Ad assistere a una seduta che possiamo – senza timore di smentita – definire storica, i dirigenti dell’associazione Coscioni, che da anni portava avanti questa battaglia, che dopo la votazione hanno pianto e si sono abbracciati per questa vittoria che, purtroppo, per molti loro familiari è arrivata troppo tardi.

«Pur nella diversità delle opinioni», ha commentato il presidente del Senato Pietro Grasso, «di fronte a noi dobbiamo tener presente la vita reale delle persone, i loro bisogni, le loro sofferenze, le loro aspettative. Possiamo dire di aver assolto al nostro compito quando, in coscienza, decidiamo secondo criteri di responsabilità, cercando tutti insieme la strada di maggior condivisione possibile anche sulle questioni più divisive».

Soddisfazione è stata espressa anche dal premier Paolo Gentiloni, che in un tweet ha parlato di «via libera a una scelta di civiltà. Un passo avanti per la dignità della persona», e dal radicale Marco Cappato – proprio in questi giorni a processo per la morte di Dj Fabo – che parla di “una bella pagina parlamentare”, ma che annuncia la volontà di proseguire la propria battaglia per i diritti chiedendo ai partiti di impegnarsi a mettere in calendario la legge di iniziativa popolare dell’Associazione Luca Coscioni di Radicali italiani e di altri per la legalizzazione dell’eutanasia e del suicidio assistito.

Cinque gli articoli della legge. Ecco le novità punto per punto:

IL CONSENSO INFORMATO – L’articolo 1 prevede che, nel rispetto della Costituzione, nessun trattamento sanitario può essere iniziato o proseguito se privo del consenso libero e informato della persona interessata.

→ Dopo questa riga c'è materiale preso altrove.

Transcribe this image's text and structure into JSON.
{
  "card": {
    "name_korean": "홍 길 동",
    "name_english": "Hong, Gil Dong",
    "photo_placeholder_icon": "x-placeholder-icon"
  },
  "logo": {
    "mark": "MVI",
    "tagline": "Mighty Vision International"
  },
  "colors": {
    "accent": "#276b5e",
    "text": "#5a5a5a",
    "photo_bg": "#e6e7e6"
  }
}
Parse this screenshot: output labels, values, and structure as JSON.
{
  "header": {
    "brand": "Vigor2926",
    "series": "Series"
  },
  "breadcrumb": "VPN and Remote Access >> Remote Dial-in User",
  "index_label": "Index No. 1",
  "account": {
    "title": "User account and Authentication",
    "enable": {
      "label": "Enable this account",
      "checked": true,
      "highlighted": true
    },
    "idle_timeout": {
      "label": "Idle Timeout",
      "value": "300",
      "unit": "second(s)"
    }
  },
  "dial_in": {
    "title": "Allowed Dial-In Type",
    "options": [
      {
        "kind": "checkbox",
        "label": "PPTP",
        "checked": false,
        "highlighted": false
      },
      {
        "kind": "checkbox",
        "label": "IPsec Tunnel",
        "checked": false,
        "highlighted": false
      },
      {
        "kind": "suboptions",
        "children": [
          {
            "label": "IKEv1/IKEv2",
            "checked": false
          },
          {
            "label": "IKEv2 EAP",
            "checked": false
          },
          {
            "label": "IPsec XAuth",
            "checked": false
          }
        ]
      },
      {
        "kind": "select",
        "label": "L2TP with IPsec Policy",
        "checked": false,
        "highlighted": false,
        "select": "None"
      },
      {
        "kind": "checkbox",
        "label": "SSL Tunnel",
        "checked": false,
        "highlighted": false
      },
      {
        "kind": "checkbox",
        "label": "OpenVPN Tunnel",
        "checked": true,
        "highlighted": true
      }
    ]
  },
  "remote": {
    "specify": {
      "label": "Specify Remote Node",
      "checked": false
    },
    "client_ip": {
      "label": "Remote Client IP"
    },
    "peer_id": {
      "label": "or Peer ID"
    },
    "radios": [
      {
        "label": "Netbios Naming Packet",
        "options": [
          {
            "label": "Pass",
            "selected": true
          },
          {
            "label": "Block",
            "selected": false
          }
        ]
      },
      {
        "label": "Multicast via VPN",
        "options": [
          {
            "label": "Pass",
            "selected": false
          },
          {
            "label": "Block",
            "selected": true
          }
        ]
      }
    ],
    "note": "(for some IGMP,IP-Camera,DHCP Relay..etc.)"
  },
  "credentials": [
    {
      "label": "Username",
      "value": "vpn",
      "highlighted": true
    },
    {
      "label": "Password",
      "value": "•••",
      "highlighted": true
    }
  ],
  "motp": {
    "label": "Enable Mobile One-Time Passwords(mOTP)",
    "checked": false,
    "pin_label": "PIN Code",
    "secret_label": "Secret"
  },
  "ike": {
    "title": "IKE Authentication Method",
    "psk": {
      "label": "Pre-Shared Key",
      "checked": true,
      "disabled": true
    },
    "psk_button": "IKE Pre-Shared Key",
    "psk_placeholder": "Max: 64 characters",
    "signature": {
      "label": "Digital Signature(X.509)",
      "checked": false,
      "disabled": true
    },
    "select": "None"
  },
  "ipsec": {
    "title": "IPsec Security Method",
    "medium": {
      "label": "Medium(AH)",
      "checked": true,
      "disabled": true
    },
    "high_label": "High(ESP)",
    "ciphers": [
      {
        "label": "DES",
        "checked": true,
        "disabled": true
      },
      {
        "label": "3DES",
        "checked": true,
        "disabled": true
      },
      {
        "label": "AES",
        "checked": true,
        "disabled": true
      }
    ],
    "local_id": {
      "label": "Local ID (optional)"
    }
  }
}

Viene ‘promossa e valorizzata la relazione di cura e di fiducia tra paziente e medico il cui atto fondante è il consenso informato’ e ‘nella relazione di cura sono coinvolti, se il paziente lo desidera, anche i suoi familiari’.

I MINORI – Per quanto riguarda i minori ‘il consenso è espresso dai genitori esercenti la responsabilità genitoriale o dal tutore o dall’amministratore di sostegno, tenuto conto della volontà della persona minore’.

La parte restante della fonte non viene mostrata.